Hay situaciones que no nos dejan salida, que parecen no tener alternativa, que exigen de nosotros un poco más. La pregunta genuina que seguramente surge es : ¿Cuánto más? . ¿Cuál es nuestro nivel de resistencia?, nuestro umbral . ¿Qué del miedo cruzado en todo esto?.


¿Qué mundo habitamos y nos contiene para sostenernos en él ?. Hablo del mundo interior, el único que en estos caso nos salva.

Muchas preguntas que sólo tendrán respuestas en el propio andar. Para aquellos que seguimos avanzando, nos toca aplicar mayor nivel de responsabilidad para mantener las puertas que se abrieron. Para los que retroceden, la parte más difícil, ésa que nos exige mayor control tratando de encontrar el eje, reinventándonos una vez más.

Me animo a decir que es un error revelarse contra lo inevitable, nos desgasta aún más de lo que podemos llegar a estar.
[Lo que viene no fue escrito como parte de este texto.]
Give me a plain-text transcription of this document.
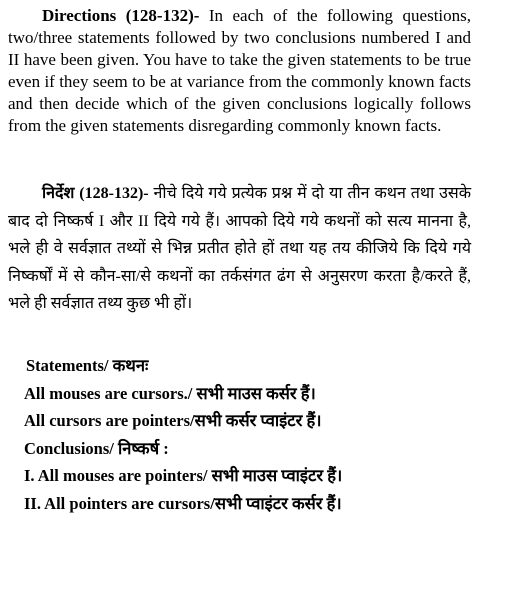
Directions (128-132)- In each of the following questions, two/three statements followed by two conclusions numbered I and II have been given. You have to take the given statements to be true even if they seem to be at variance from the commonly known facts and then decide which of the given conclusions logically follows from the given statements disregarding commonly known facts.
निर्देश (128-132)- नीचे दिये गये प्रत्येक प्रश्न में दो या तीन कथन तथा उसके बाद दो निष्कर्ष I और II दिये गये हैं। आपको दिये गये कथनों को सत्य मानना है, भले ही वे सर्वज्ञात तथ्यों से भिन्न प्रतीत होते हों तथा यह तय कीजिये कि दिये गये निष्कर्षों में से कौन-सा/से कथनों का तर्कसंगत ढंग से अनुसरण करता है/करते हैं, भले ही सर्वज्ञात तथ्य कुछ भी हों।
Statements/ कथनः
All mouses are cursors./ सभी माउस कर्सर हैं।
All cursors are pointers/सभी कर्सर प्वाइंटर हैं।
Conclusions/ निष्कर्ष :
I. All mouses are pointers/ सभी माउस प्वाइंटर हैं।
II. All pointers are cursors/सभी प्वाइंटर कर्सर हैं।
En un tiempo en el que cada idea susurrante adquiere dimensiones incontrolables, tendríamos que tratar de mitigar todo aquello que nos tire a la baja.

Cada quien encontrará su propia salida, la mejor manera de transitar la contingencia. Les debo todas las respuestas porque creo que no hay respuesta válidas, únicas e indiscutibles. Por lo menos yo no las tengo, y sé que aunque las tengan solo serían ciertas para mí.


Todo lo que sucede en este tiempo, creo que será recordado como un largo viaje interior sin paradas, ni estaciones, así que nos vemos en zona de arribos cuando lleguemos finalmente a nuestro destino.